The Final Goodbye

Dear Portfolio Readers,

To be honest, I never looked forward to taking this UWP class. I came back to Davis for sophomore year dreading the idea of writing essays. I even went into the first day of class with major anxiety because of how much writing made me want to vomit.

For the most part, writing has always been my weak point, as I’m sure some of you feel the same. I either have too much to say or not enough, and it’s frustrating and anxiety-inducing. It really showed in my assignment drafts because they were confused and disorganized in all ways imaginable. Words were misspelled, sentences were left unfinished, ideas often rambled on and were not coherent. It was a giant mess to say the least. The first couple of assignments really depicted this disorder and chaos, especially my problem project. It was like someone let words run wild on paper. But logorrhea had always worked best for me in high school, so it was natural for me to spew words onto paper. The only downside of it was that it got difficult to revise because everything was so jumbled. So I was stuck in this stagnant place in the course where my writing was just too jumbled to understand.

Things in this class didn’t really change until DJ came out and said, “It is perfectly okay to have a shitty first draft”.

And then BAM.

Everything changed. His reassurance helped me understand it was okay to embrace the madness because it allowed room for revision and improvement. Because the first draft was so “shitty”, I’ve decided to include the problem project here  to show you what a difference the realization made. It showed me there are different ways to channel my inner word vomit and still have structure, kind of like puking, only this time in a bucket, and not all over the bathroom floor. The way I “organized” my problem project reflects this realization. Knowing that a crappy first draft was acceptable let me feel comfortable with experimenting.
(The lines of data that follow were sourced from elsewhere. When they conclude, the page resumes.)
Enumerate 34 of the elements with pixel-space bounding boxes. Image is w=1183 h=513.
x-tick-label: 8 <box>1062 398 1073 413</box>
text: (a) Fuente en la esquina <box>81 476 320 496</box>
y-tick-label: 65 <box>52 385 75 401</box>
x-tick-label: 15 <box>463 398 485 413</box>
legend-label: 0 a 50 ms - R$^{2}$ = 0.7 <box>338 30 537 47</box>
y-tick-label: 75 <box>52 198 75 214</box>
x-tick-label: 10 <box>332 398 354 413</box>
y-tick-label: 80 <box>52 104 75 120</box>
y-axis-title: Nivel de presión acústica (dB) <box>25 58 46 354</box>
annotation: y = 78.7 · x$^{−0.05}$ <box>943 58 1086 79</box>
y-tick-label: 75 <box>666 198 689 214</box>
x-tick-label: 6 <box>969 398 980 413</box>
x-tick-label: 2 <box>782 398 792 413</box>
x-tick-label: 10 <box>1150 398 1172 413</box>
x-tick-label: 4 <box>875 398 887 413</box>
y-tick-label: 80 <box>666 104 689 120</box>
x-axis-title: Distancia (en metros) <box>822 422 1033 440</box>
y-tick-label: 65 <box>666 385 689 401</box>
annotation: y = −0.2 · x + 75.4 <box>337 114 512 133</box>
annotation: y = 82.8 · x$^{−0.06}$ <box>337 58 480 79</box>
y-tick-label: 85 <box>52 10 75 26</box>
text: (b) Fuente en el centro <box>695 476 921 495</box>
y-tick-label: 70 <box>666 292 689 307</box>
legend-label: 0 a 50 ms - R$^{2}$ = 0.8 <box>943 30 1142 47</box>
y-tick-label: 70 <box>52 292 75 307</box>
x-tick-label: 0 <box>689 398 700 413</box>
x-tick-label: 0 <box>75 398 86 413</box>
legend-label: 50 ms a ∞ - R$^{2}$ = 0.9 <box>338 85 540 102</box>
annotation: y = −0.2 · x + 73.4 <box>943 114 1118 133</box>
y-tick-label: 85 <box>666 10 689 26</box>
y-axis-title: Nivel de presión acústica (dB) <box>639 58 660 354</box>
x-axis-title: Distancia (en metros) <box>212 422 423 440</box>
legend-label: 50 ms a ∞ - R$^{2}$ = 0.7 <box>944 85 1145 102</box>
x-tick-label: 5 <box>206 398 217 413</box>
So for the project, before I wrote anything down, I gave myself 2 minutes to think of potential ideas I wanted to focus on and then freewrote about each topic for 5 minutes, which is different from anything I’ve done before. It was still word vomit, just directed vomit.

But that’s only half of the writing process. Revision, which accounts for the other half and 99% of my stress, is a whole different ball game and can be more difficult, depending on how impatient I am. Ironically, I find it amusing how crappy my first drafts were, but it gave me room to develop ideas and put all the puzzle pieces together. Unlike a lot of people, I think peer review is actually one of the better parts of writing and a great resource for revision. Because I’m normally enthusiastic and positive when critiquing my peers’ work, I usually get the same kinds responses. It makes revising a positive experience, as opposed to a dreadful series of insecurities from what I remember from high school. So don’t be too nervous about peer review. I remember a peer review comment that read “Love this idea! It rocks my socks off so build on it”. It’s small comments like these that made writing not as scary for me. Knowing that I was surrounded by positive energy this quarter changed my idea of writing and made me feel comfortable with it.

Hopefully, I won’t ever need to write a perspective analysis or literacy narrative, but in the event I absolutely had to, I feel confident I’d be able to do so without major anxiety thanks to this class.

Aside from learning how to rock people’s socks off, this class has taught me so much about myself and my writing. It taught me to be confident and fearless inside and outside of the classroom. But out of everything, the most important takeaway is that writing is not for me. It takes a very specific type of person to enjoy it and do it for a living. After taking this class, I know that person isn’t me. But that doesn’t mean writing isn’t for you. You never know until you try it and I think this class is a great way to find out.

Hope you guys will enjoy this class as much as I have!